0
Kur'an-ı Kerim'i okumak ve yaşamak temel gayemiz. Yaşamın özü ve gayesi de budur. Ancak üzülerek ifade edelim ki Kur'an'ı gereği gibi okumuyoruz, okuyanlarımız maksadı tam anlayamıyor, anlayanlardan da önemli bir kısmı hayatına yansıtmıyor.
Karamsar olmayalım ve ömrünü Kurana adayanlara da haksızlık yapmayalım ama bu konuda ciddi zafiyetimizin olduğunu da belirtmek bir zorunluluk. Ah keşke bu konuda Rabbimizin istediği yolda olabilsek. Bu temennimizi ifade ederken, Kur'an'ı hakiki manasıyla okuyan ve anlayanın hayatında nasıl bir değişim olacağına baksak, şunları görürüz:
- Tevhidi özümser ve şirkin klasik ve çağdaş tüm versiyonlarından uzak durur.
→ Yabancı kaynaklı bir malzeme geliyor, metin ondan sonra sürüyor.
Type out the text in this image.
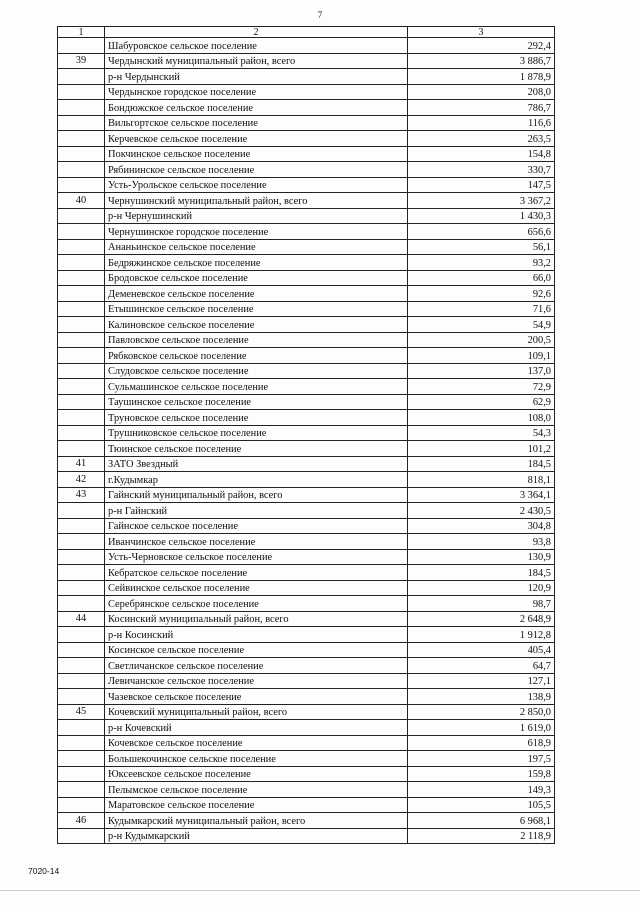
7
1	2	3
	Шабуровское сельское поселение	292,4
39	Чердынский муниципальный район, всего	3 886,7
	р-н Чердынский	1 878,9
	Чердынское городское поселение	208,0
	Бондюжское сельское поселение	786,7
	Вильгортское сельское поселение	116,6
	Керчевское сельское поселение	263,5
	Покчинское сельское поселение	154,8
	Рябининское сельское поселение	330,7
	Усть-Урольское сельское поселение	147,5
40	Чернушинский муниципальный район, всего	3 367,2
	р-н Чернушинский	1 430,3
	Чернушинское городское поселение	656,6
	Ананьинское сельское поселение	56,1
	Бедряжинское сельское поселение	93,2
	Бродовское сельское поселение	66,0
	Деменевское сельское поселение	92,6
	Етышинское сельское поселение	71,6
	Калиновское сельское поселение	54,9
	Павловское сельское поселение	200,5
	Рябковское сельское поселение	109,1
	Слудовское сельское поселение	137,0
	Сульмашинское сельское поселение	72,9
	Таушинское сельское поселение	62,9
	Труновское сельское поселение	108,0
	Трушниковское сельское поселение	54,3
	Тюинское сельское поселение	101,2
41	ЗАТО Звездный	184,5
42	г.Кудымкар	818,1
43	Гайнский муниципальный район, всего	3 364,1
	р-н Гайнский	2 430,5
	Гайнское сельское поселение	304,8
	Иванчинское сельское поселение	93,8
	Усть-Черновское сельское поселение	130,9
	Кебратское сельское поселение	184,5
	Сейвинское сельское поселение	120,9
	Серебрянское сельское поселение	98,7
44	Косинский муниципальный район, всего	2 648,9
	р-н Косинский	1 912,8
	Косинское сельское поселение	405,4
	Светличанское сельское поселение	64,7
	Левичанское сельское поселение	127,1
	Чазевское сельское поселение	138,9
45	Кочевский муниципальный район, всего	2 850,0
	р-н Кочевский	1 619,0
	Кочевское сельское поселение	618,9
	Большекочинское сельское поселение	197,5
	Юксеевское сельское поселение	159,8
	Пелымское сельское поселение	149,3
	Маратовское сельское поселение	105,5
46	Кудымкарский муниципальный район, всего	6 968,1
	р-н Кудымкарский	2 118,9
7020-14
- İslami hakikatlere aykırı her türlü Batılı/Doğulu ideolojilerden, türevlerinden uzak durur.
- Ruh ve bedenini kirletecek maddi ve manevi kirlerden arınır.
- Güç ve kuvvetin Allah'a ait olduğu bilir ve sahte/geçici güçlere bel bağlamaz.
- Yanlışlıklara ve haksızlıklara karşı direnme şuuru kazandırır. Cihadı doğru anlar ve yaşamı cihad üzere bina eder.
- Dünyanın sonlu olduğunu bilir, ölümden korkmaz, hayata körü körüne bağlanmaz.
- Tutkuları; heva ve heves merkezli olmaz, nefsinin bendesi olmaz.
- Kul ve kamu hukukuna riayet eder. Bu konuda kendini kandıracak yapay fetvalara yönelmez.
- Ahlakı, Kur'an ahlakı, örnek ve rehber Hazreti Muhammed olur.
- Kendini, ailesini, yakınlarını, milletini, ümmeti ve insanlığı düşünür.
- Özetle Kur'an nasıl bir insan modeli sunuyorsa ona göre her şeyini şekillendirir. Kur'an insanı, Peygamber muhibbi olur.
Birleşse insan ve cin/ Kur'an'a denk bir söz için
En küçük bir parçasına misal getiremezler/ O esrar kapısından içeri giremezler
Ve yolu çelinseydi/ Dağa taşa inseydi
Haşyetinden dağ ve taş paramparça olurdu/ Dağlar pamuk yığını, taşlar sırça olurdu
Kur'an mukaddes Kur'an/ Yenilik onda her an
Onda ebedi nizam, onda iç ve dış sırlar/ Onu zaman silemez, eskitemez asırlar
Necip Fazıl Kısakürek
"Kur'an'ı herkes kendi gücü çerçevesinde öğrenmeye, anlamaya çalışmalıdır. En yerli alim ve müfessirlerin eser ve sohbetlerinden yararlanmak suretiyle O'na yaklaşmaya çalışmalıdır Müslüman. Sonra kendi ruhunu bir nevi Kur'an şehri haline getirmek için bütün gücünü sarfetmeli ve toplumu da Kur'an'la nurlanmış bir toplum haline getirmek için gerekirse hayatını bile ortaya koymalıdır. Yani ruhlarımızı Kur'an ruhuna uyarlamalı, insan ve toplum ruhunu, Kur'an ruhuyla diriltmemiz gerekmektedir."